I found Imre Kertész’s 2002 Nobel lecture a good and thought-provoking read, and I hope you will too. A couple of language-related bits:
Consider what happened to language in the twentieth century, what became of words. I daresay that the first and most shocking discovery made by writers in our time was that language, in the form it came down to us, a legacy of some primordial culture, had simply become unsuitable to convey concepts and processes that had once been unambiguous and real. Think of Kafka, think of Orwell, in whose hands the old language simply disintegrated. It was as if they were turning it round and round in an open fire, only to display its ashes afterward, in which new and previously unknown patterns emerged. […]
It makes me especially happy to be expressing these thoughts in my native language: Hungarian. I was born in Budapest, in a Jewish family, whose maternal branch hailed from the Transylvanian city of Kolozsvár (Cluj) and the paternal side from the southwestern corner of the Lake Balaton region.
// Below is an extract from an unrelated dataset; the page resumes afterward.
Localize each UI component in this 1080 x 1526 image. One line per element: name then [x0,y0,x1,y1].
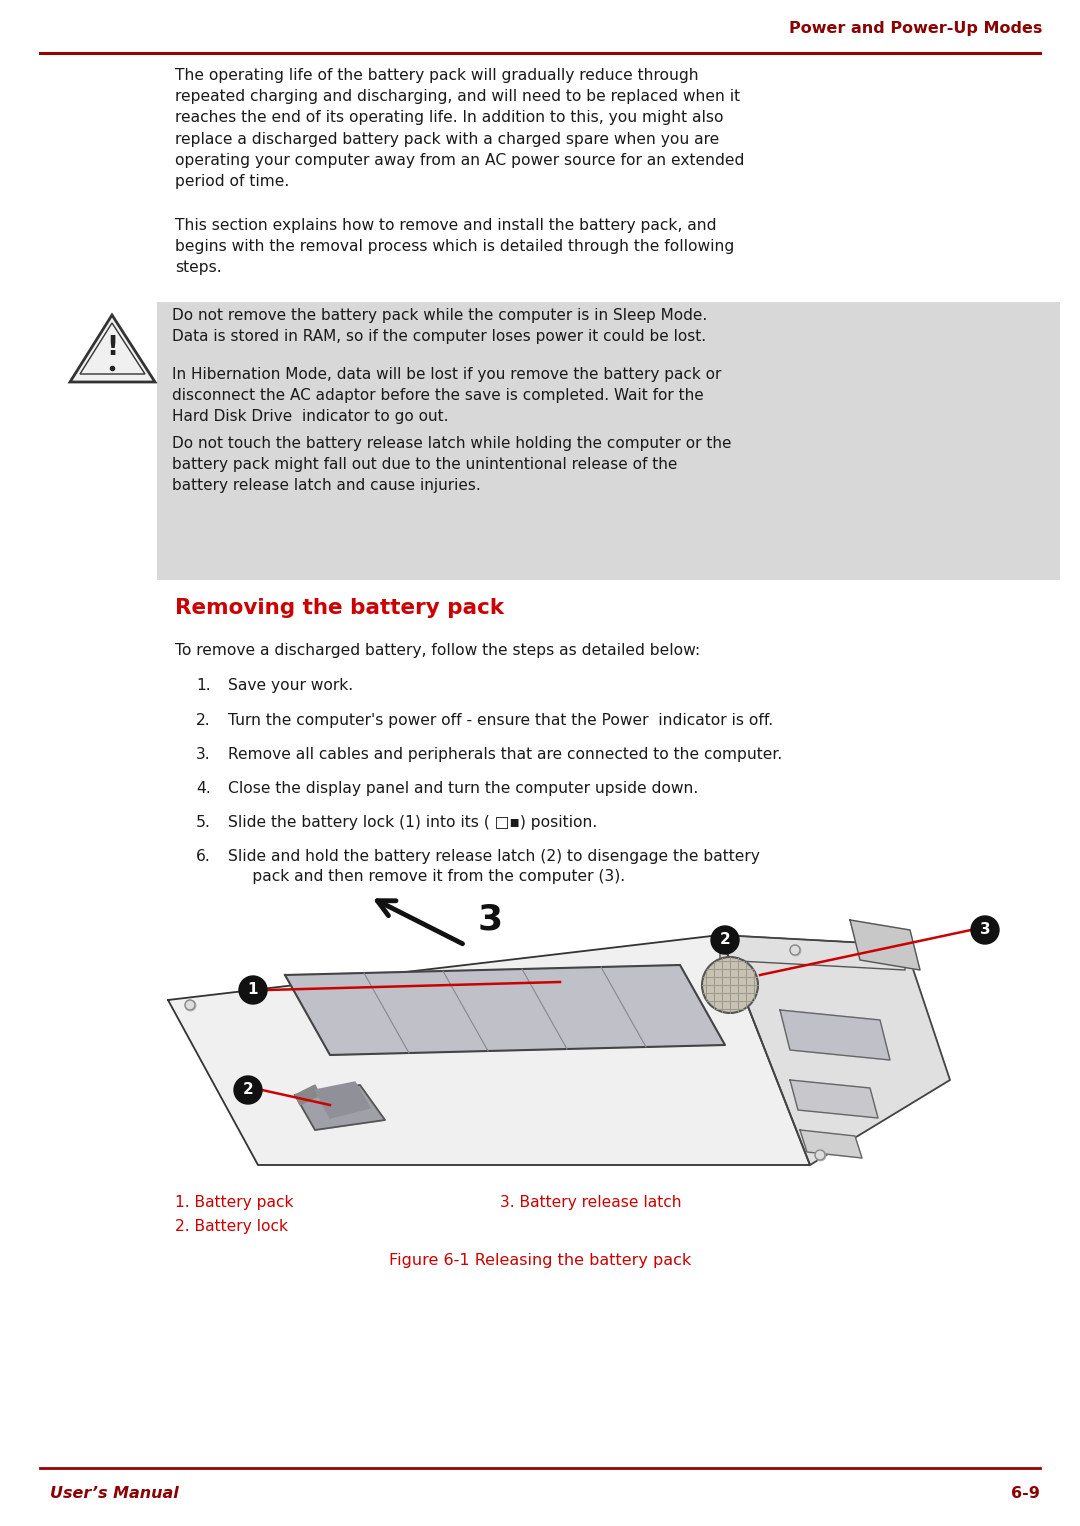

My grandparents still lit the Sabbath candles every Friday night, but they changed their name to a Hungarian one, and it was natural for them to consider Judaism their religion and Hungary their homeland. My maternal grandparents perished in the Holocaust; my paternal grandparents’ lives were destroyed by Mátyás Rákosi’s Communist rule, when Budapest’s Jewish old age home was relocated to the northern border region of the country. I think this brief family history encapsulates and symbolizes this country’s modern-day travails. What it teaches me, though, is that there is not only bitterness in grief, but also extraordinary moral potential.
Makes me want to read his work. The Nobel site has the speech in Swedish, French, and German, as well as Kertész’s native Hungarian (“Külön öröm számomra, hogy ezeket a gondolatokat az anyanyelvemen, magyarul mondhatom el…”); I got the link from the indispensable wood s lot.